Erst am gestrigen Dienstag haben Vertreter der Richter und Staatsanwälte zu einer Rückkehr zur Sachlichkeit aufgerufen: "Die Enttäuschung ist begreiflich, aber man darf sich nicht von Emotionen zu Äußerungen hinreißen lassen", sagte Werner Zinkl, Präsident der Richtervereinigung.

Nächste Instanz

Der Fall rund um einen oststeirischen Arzt, der mutmaßlich seine vier Kinder jahrelang gequält haben soll, geht in die nächste Instanz. Die Staatsanwaltschaft Graz wird gegen den am Freitag gefallenen Freispruch berufen.
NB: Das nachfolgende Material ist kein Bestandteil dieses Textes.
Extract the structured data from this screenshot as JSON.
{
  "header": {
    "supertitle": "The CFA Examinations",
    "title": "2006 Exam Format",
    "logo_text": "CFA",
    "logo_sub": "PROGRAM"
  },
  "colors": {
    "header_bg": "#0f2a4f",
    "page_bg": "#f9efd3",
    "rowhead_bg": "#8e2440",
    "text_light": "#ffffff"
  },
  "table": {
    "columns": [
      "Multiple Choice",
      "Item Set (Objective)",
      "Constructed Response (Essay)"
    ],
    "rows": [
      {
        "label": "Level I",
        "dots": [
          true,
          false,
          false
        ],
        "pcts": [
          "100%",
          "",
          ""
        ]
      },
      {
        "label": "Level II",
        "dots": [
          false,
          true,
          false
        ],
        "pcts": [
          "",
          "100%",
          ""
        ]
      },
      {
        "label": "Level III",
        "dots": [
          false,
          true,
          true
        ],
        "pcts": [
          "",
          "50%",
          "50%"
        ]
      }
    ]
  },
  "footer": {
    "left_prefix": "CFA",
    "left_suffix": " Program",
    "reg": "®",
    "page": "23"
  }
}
Das teilte die Behörde am Montag mit. Die Gerichtsentscheidung ist damit nicht rechtskräftig. Das Oberlandesgericht Graz wird sich nun mit dem Fall auseinandersetzen müssen.

"Die Rechtsmittelanmeldung erfolgte, weil aus Sicht der Staatsanwaltschaft die Schlüssigkeit der Beweiswürdigung nur anhand der schriftlichen Urteilsausfertigung überprüft werden kann", hieß es in einer Aussendung der Staatsanwaltschaft. Daraus dürfe aber nicht abgeleitet werden, dass die Staatsanwaltschaft die gegen den erkennenden Richter erhobenen Vorwürfe einer einseitigen Prozessführung teilt.